Situate Us

Be sure you put your feet in the right place, then stand firm.” Abraham Lincoln

“Tell us where we are.” This is the feedback I hear over and over again from my critique group when it’s my turn to discuss my work. “Situate Us.” And finally this week the advice sunk in. Or at least it moved me to take a closer look.

I went back and reviewed what I’d written so far for my new novel. Specifically, I looked at the first paragraph of each chapter. I always seem to create many characters. Don’t ask me why. They appear, and then they become so integral to the story I can’t get rid of them. Or more correctly, they won’t leave me alone.

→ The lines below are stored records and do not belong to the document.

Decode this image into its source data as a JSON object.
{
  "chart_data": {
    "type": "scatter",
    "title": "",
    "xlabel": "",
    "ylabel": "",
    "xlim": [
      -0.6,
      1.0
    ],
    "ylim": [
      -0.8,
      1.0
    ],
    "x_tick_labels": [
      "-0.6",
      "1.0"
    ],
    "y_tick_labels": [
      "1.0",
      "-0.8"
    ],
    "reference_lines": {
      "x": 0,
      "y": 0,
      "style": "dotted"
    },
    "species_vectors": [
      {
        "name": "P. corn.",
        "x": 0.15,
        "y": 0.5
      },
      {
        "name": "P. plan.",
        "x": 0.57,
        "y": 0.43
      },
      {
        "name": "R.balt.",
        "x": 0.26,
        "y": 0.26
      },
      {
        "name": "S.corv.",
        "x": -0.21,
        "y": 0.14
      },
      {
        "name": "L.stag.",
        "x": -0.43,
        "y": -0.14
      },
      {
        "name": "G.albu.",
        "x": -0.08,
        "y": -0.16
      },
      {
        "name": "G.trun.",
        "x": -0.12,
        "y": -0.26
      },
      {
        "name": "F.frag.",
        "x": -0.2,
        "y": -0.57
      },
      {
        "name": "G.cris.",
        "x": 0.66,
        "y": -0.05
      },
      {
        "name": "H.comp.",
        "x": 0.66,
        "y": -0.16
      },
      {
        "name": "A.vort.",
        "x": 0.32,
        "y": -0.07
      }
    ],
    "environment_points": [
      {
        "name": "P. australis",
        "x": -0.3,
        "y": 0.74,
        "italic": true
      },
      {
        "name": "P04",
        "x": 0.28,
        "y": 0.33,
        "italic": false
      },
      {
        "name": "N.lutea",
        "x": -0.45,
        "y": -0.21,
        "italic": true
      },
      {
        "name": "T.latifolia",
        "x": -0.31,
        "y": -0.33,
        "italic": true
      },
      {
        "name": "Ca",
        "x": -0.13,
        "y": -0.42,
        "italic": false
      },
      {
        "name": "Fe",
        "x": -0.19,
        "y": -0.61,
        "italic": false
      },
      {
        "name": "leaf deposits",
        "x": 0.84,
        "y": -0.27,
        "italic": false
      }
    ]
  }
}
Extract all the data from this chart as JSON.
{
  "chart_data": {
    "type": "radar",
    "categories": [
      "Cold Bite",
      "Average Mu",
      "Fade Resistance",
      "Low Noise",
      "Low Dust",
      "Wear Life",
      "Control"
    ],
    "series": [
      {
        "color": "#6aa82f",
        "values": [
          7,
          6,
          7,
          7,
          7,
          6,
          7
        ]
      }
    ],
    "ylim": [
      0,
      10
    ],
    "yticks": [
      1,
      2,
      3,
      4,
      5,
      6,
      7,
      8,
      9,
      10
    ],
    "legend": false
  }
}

So first off, I checked to see if I’d named the character in the first paragraph of each new chapter. This is especially important when you have different characters. As a reader starts into a new chapter, he or she needs to know right away whose perspective and version of events they are reading.

I concluded that I named the character pretty consistently in the first sentence of each chapter. However, I found that some of my first sentences started with a he or a she. I only named the character in the second or third sentence. I think overall this is okay, so in some cases, I left the text alone. There will be lots of time for editing.

Next I reread my first paragraphs. 90% of the time I didn’t situate the character. I didn’t comment as to where he or she was or what they were doing. Instead, I started the chapter somewhere in the middle of the story and then three or four or sometimes ten paragraphs later I identified where the character was. I wondered why I did this and how this writing tic of mine could have escaped me.

I like playing with time in my stories, going back and forth from present to past and back again. So that might explain part of it. But I think this habit of not placing the character has more to do with how stories come to me. When I sit down to write, I see an image of the character, I wonder about their history and what brought them to where they are in their lives and then I write the history bit, the back-story before I bother with the present. I must at some level discount the present. Or maybe I’m just trying to find solid ground, the right place to set my foot or rather my pen down.

Perhaps I’m simply trying to understand what has been before.

I don’t know why I do it, but at least I’m aware of it now. I’m sure I’ll do it again and again. As I write this, I realize this is yet another way in which I come to my stories. It’s interesting that I learn something new about myself as a writer every day. Painful, yes, but not a bad thing either.